Menurut Palti Panjaitan, perayaan Paskah di depan
Istana Negara akan dirangkaikan dengan aksi telur Paskah untuk Presiden
Susilo Bambang Yudhoyono. Ini menjadi suatu kesepakatan tiga gereja
tersebut, berkaitan penutupan gereja yang dilakukan pemerintah.
“Jika perayaan ibadah dilaksanakan di lokasi gereja,
khususnya di HKBP Filadelpia, sudah pasti akan ditolak dan diadang massa
intoleran sebagaimana yang selama ini terjadi,” katanya.
Pemimpin Gereja HKBP Setu, Pendeta Torang, mengatakan
sebagian jemaatnya akan tetap beribadah di Setu dalam perayaan Minggu
Paskah nanti.
Sementara itu jemaat Gereja Kristen Indonesia (GKI)
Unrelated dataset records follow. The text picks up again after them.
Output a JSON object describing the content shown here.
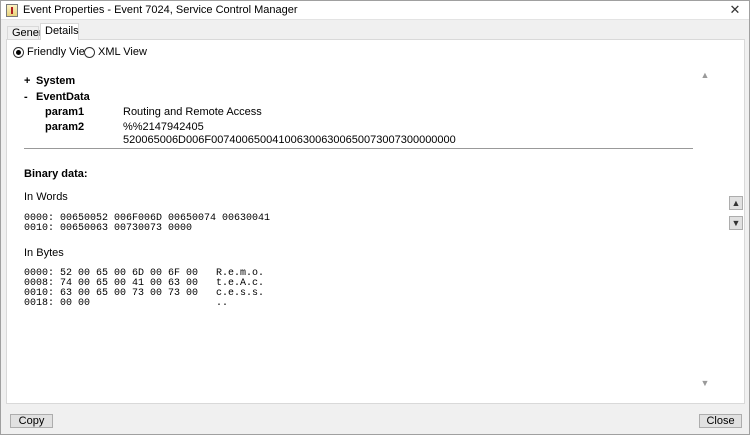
{
  "window": {
    "title": "Event Properties - Event 7024, Service Control Manager",
    "close_glyph": "✕"
  },
  "tabs": [
    {
      "label": "General",
      "active": false
    },
    {
      "label": "Details",
      "active": true
    }
  ],
  "view_options": [
    {
      "label": "Friendly View",
      "checked": true
    },
    {
      "label": "XML View",
      "checked": false
    }
  ],
  "details": {
    "system": {
      "toggle": "+",
      "label": "System"
    },
    "event_data": {
      "toggle": "-",
      "label": "EventData",
      "params": [
        {
          "name": "param1",
          "value": "Routing and Remote Access"
        },
        {
          "name": "param2",
          "value": "%%2147942405"
        },
        {
          "name": "",
          "value": "520065006D006F0074006500410063006300650073007300000000"
        }
      ]
    },
    "binary_data_label": "Binary data:",
    "in_words_label": "In Words",
    "in_words_lines": [
      "0000: 00650052 006F006D 00650074 00630041",
      "0010: 00650063 00730073 0000"
    ],
    "in_bytes_label": "In Bytes",
    "in_bytes_lines": [
      "0000: 52 00 65 00 6D 00 6F 00   R.e.m.o.",
      "0008: 74 00 65 00 41 00 63 00   t.e.A.c.",
      "0010: 63 00 65 00 73 00 73 00   c.e.s.s.",
      "0018: 00 00                     .."
    ]
  },
  "scrollbar": {
    "up_glyph": "▲",
    "down_glyph": "▼"
  },
  "navigation": {
    "previous_glyph": "▲",
    "next_glyph": "▼"
  },
  "buttons": {
    "copy_label": "Copy",
    "close_label": "Close"
  },
  "colors": {
    "window_bg": "#f0f0f0",
    "panel_bg": "#ffffff",
    "button_bg": "#e1e1e1",
    "border": "#adadad"
  }
}
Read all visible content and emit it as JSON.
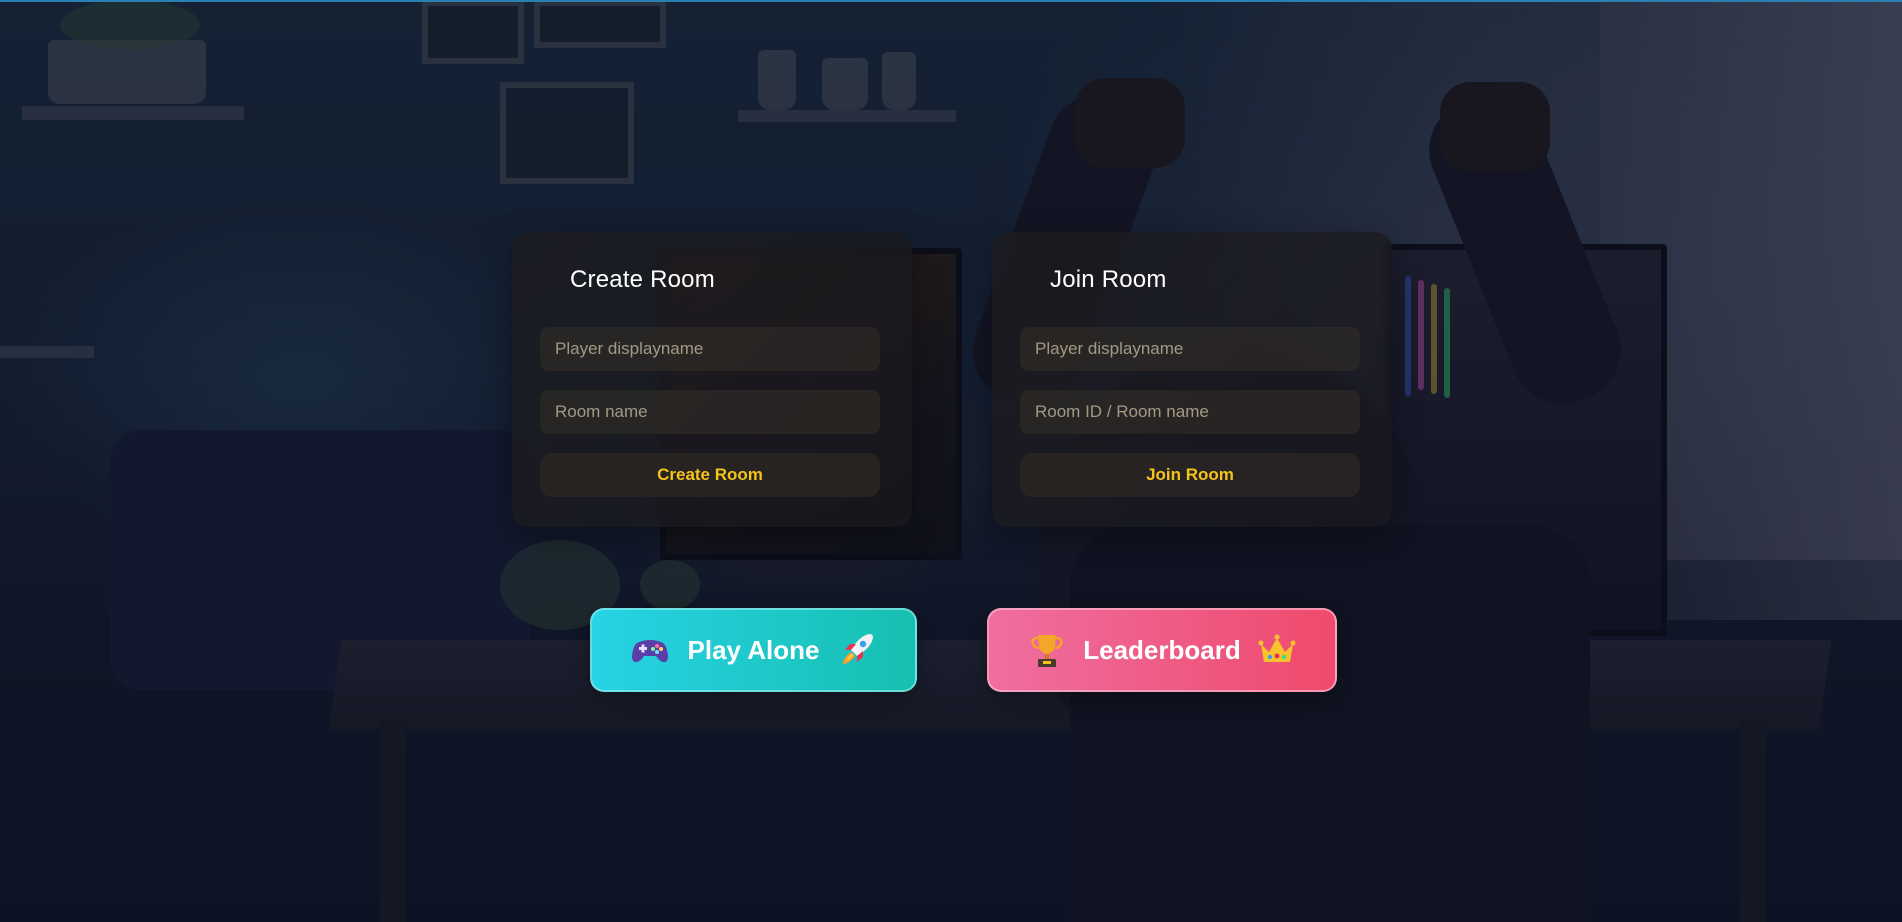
{
  "create_room": {
    "title": "Create Room",
    "name_placeholder": "Player displayname",
    "room_placeholder": "Room name",
    "button_label": "Create Room"
  },
  "join_room": {
    "title": "Join Room",
    "name_placeholder": "Player displayname",
    "room_placeholder": "Room ID / Room name",
    "button_label": "Join Room"
  },
  "actions": {
    "play_alone": {
      "label": "Play Alone",
      "left_icon": "gamepad-icon",
      "right_icon": "rocket-icon",
      "color_from": "#27d3e5",
      "color_to": "#16bfb0"
    },
    "leaderboard": {
      "label": "Leaderboard",
      "left_icon": "trophy-icon",
      "right_icon": "crown-icon",
      "color_from": "#ef6ea0",
      "color_to": "#ef4a6c"
    }
  },
  "colors": {
    "panel_button_text": "#f4c31c",
    "title_text": "#ffffff"
  }
}
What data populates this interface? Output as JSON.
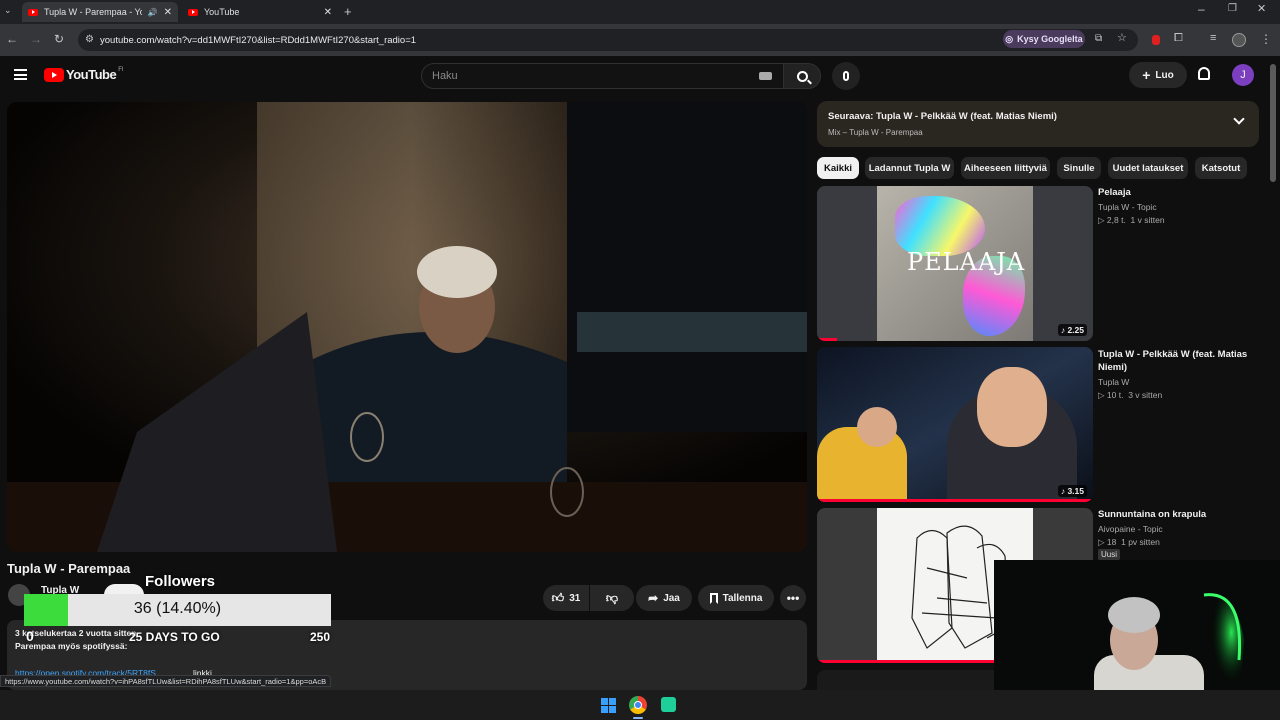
{
  "browser": {
    "tabs": [
      {
        "title": "Tupla W - Parempaa - YouTube",
        "active": true
      },
      {
        "title": "YouTube",
        "active": false
      }
    ],
    "url": "youtube.com/watch?v=dd1MWFtI270&list=RDdd1MWFtI270&start_radio=1",
    "ask_google": "Kysy Googlelta",
    "status_url": "https://www.youtube.com/watch?v=ihPA8sfTLUw&list=RDihPA8sfTLUw&start_radio=1&pp=oAcB"
  },
  "yt": {
    "logo": "YouTube",
    "region": "FI",
    "search_placeholder": "Haku",
    "create_label": "Luo",
    "avatar_letter": "J",
    "video_title": "Tupla W - Parempaa",
    "channel_name": "Tupla W",
    "like_count": "31",
    "share_label": "Jaa",
    "save_label": "Tallenna",
    "desc_line1": "3 katselukertaa  2 vuotta sitten",
    "desc_line2": "Parempaa myös spotifyssä:",
    "desc_link": "https://open.spotify.com/track/5RT8fS",
    "desc_extra": "linkki"
  },
  "playlist": {
    "next": "Seuraava: Tupla W - Pelkkää W (feat. Matias Niemi)",
    "sub": "Mix – Tupla W - Parempaa"
  },
  "chips": [
    "Kaikki",
    "Ladannut Tupla W",
    "Aiheeseen liittyviä",
    "Sinulle",
    "Uudet lataukset",
    "Katsotut"
  ],
  "recs": [
    {
      "title": "Pelaaja",
      "channel": "Tupla W - Topic",
      "views": "2,8 t.",
      "age": "1 v sitten",
      "duration": "2.25",
      "cover_text": "PELAAJA",
      "badge": ""
    },
    {
      "title": "Tupla W - Pelkkää W (feat. Matias Niemi)",
      "channel": "Tupla W",
      "views": "10 t.",
      "age": "3 v sitten",
      "duration": "3.15",
      "cover_text": "",
      "badge": ""
    },
    {
      "title": "Sunnuntaina on krapula",
      "channel": "Aivopaine - Topic",
      "views": "18",
      "age": "1 pv sitten",
      "duration": "",
      "cover_text": "",
      "badge": "Uusi"
    }
  ],
  "overlay": {
    "followers_label": "Followers",
    "progress_text": "36 (14.40%)",
    "progress_fraction": 0.144,
    "start": "0",
    "days_to_go": "25 DAYS TO GO",
    "goal": "250",
    "fill_color": "#3ddc3d"
  }
}
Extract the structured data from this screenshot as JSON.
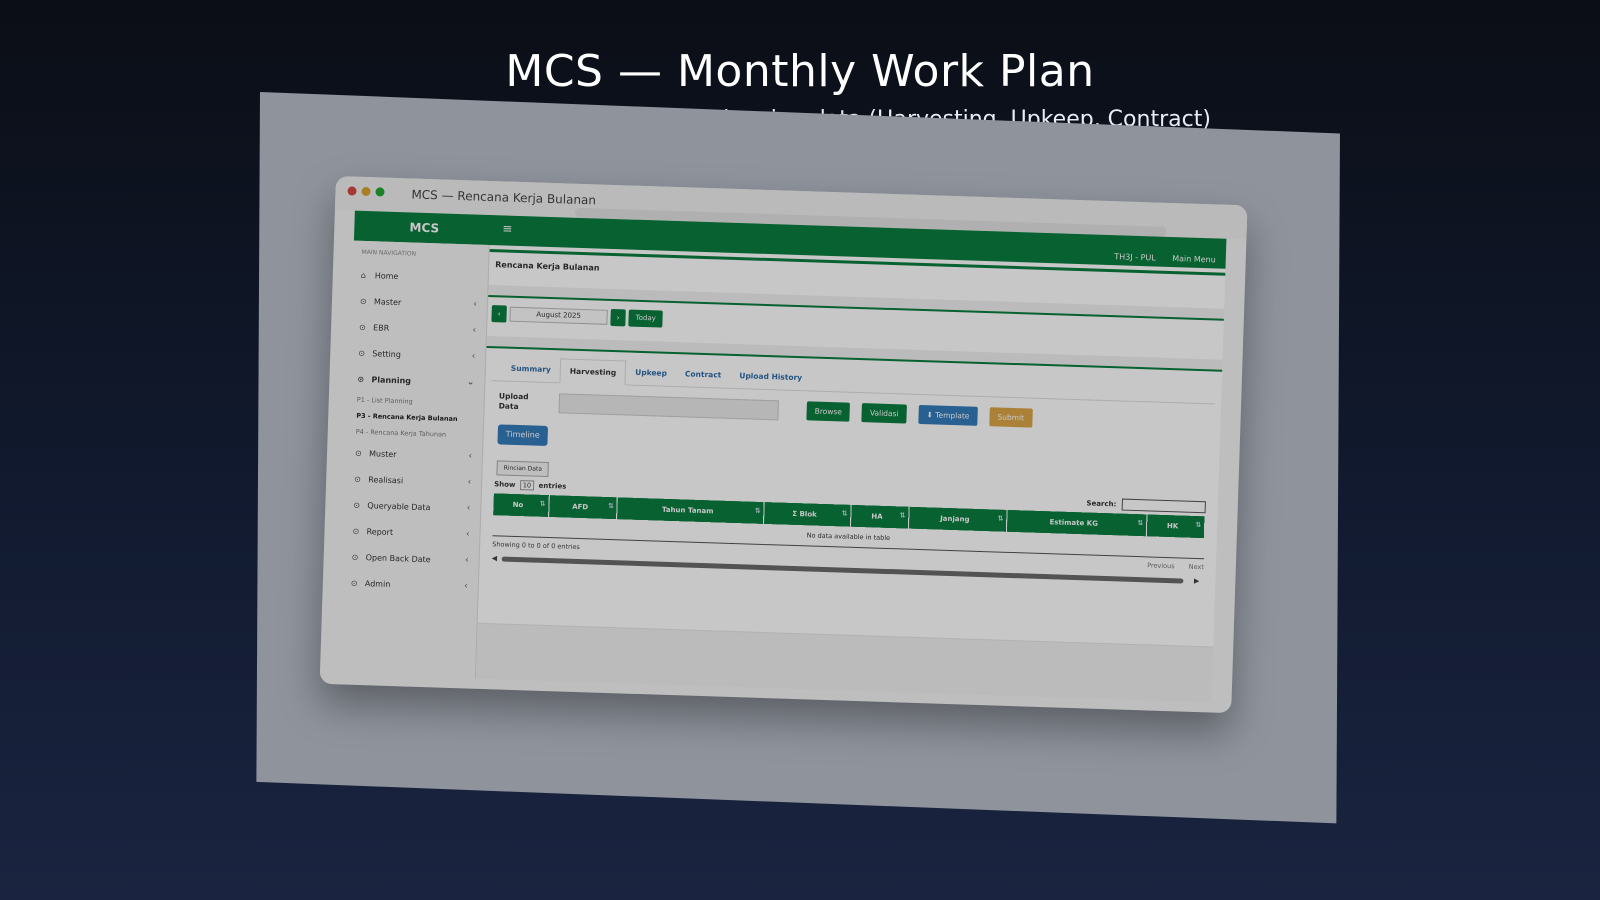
{
  "hero": {
    "title": "MCS — Monthly Work Plan",
    "subtitle": "Import, validate, and submit planning data (Harvesting, Upkeep, Contract)"
  },
  "window": {
    "title": "MCS — Rencana Kerja Bulanan"
  },
  "topbar": {
    "logo": "MCS",
    "menu_icon": "≡",
    "user": "TH3J - PUL",
    "main_menu": "Main Menu"
  },
  "sidebar": {
    "header": "MAIN NAVIGATION",
    "items": [
      {
        "label": "Home",
        "icon": "home-icon"
      },
      {
        "label": "Master",
        "icon": "circle-icon"
      },
      {
        "label": "EBR",
        "icon": "circle-icon"
      },
      {
        "label": "Setting",
        "icon": "circle-icon"
      },
      {
        "label": "Planning",
        "icon": "circle-icon"
      },
      {
        "label": "Muster",
        "icon": "circle-icon"
      },
      {
        "label": "Realisasi",
        "icon": "circle-icon"
      },
      {
        "label": "Queryable Data",
        "icon": "circle-icon"
      },
      {
        "label": "Report",
        "icon": "circle-icon"
      },
      {
        "label": "Open Back Date",
        "icon": "circle-icon"
      },
      {
        "label": "Admin",
        "icon": "circle-icon"
      }
    ],
    "planning_sub": [
      {
        "label": "P1 - List Planning"
      },
      {
        "label": "P3 - Rencana Kerja Bulanan"
      },
      {
        "label": "P4 - Rencana Kerja Tahunan"
      }
    ]
  },
  "page": {
    "title": "Rencana Kerja Bulanan",
    "month": "August 2025",
    "today_label": "Today",
    "prev": "‹",
    "next": "›"
  },
  "tabs": [
    "Summary",
    "Harvesting",
    "Upkeep",
    "Contract",
    "Upload History"
  ],
  "upload": {
    "label": "Upload Data",
    "browse": "Browse",
    "validasi": "Validasi",
    "template": "Template",
    "submit": "Submit"
  },
  "timeline_label": "Timeline",
  "rincian_label": "Rincian Data",
  "table": {
    "show_label": "Show",
    "page_size": "10",
    "entries_label": "entries",
    "search_label": "Search:",
    "columns": [
      "No",
      "AFD",
      "Tahun Tanam",
      "Σ Blok",
      "HA",
      "Janjang",
      "Estimate KG",
      "HK"
    ],
    "empty": "No data available in table",
    "info": "Showing 0 to 0 of 0 entries",
    "previous": "Previous",
    "next": "Next"
  },
  "colors": {
    "primary_green": "#00803a",
    "info_blue": "#2e7cc4",
    "warning_orange": "#e0a53c"
  }
}
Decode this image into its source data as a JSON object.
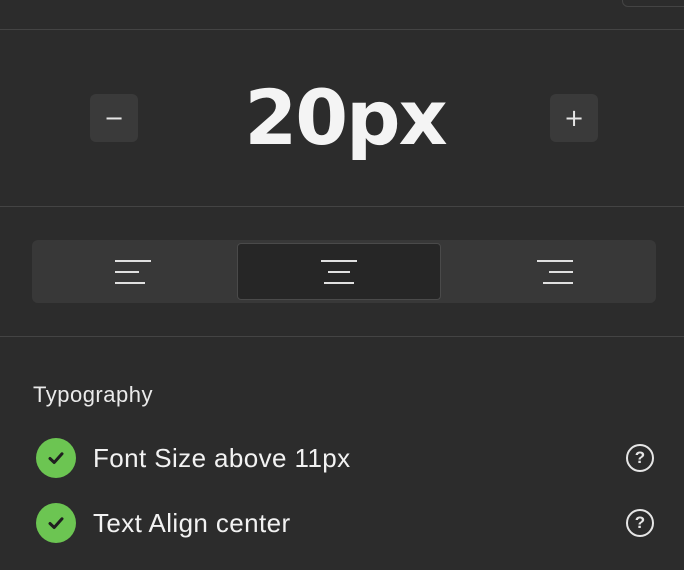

Taman Yasmin, Kecamatan Bogor Barat, Kota Bogor, terpaksa merayakan
Jumat Agung di rumah salah seorang jemaat karena
segel yang ditempelkan Pemkot Bogor di pagar gereja
belum juga dilepas. “Kami memperingati Jumat Agung di rumah salah satu
jemaat secara underground,” ungkap juru bicara GKI Yasmin, Bona
Sigalingging. Sementara untuk perayaan Paskah, jemaat akan bergabung
dengan HKBP Filadelpia di seberang Istana Negara Jakarta.
Dipaparkan Bona, para jemaat GKI tidak melaksanakan
misa di sekitar gereja karena berdasarkan pengalaman dari Oktober 2011
hingga Januari 2012, eskalasi intimidasi yang dilakukan kelompok
intoleran dari Cianjur terus naik. Bahkan belakangan makin ganas dan
mencoba menyerang jemaat.
“Polisi ada di lapangan, tetapi hanya melakukan
tindakan pengamanan minimal. Tidak pernah ada tindakan hukum meskipun
setiap Minggu kelompok intoleran mengintimidasi jemaat, bahkan mengejar
mobil jemaat atau menyerang sampai ke rumah yang dipakai jemaat ibadah
saat terusir dari sekitar gereja,” papar Bona.
Langgar Konstitusi
Tindakan pemerintah daerah menutup dan membongkar sejumlah gereja dengan alasan IMB ini disesalkan banyak pihak.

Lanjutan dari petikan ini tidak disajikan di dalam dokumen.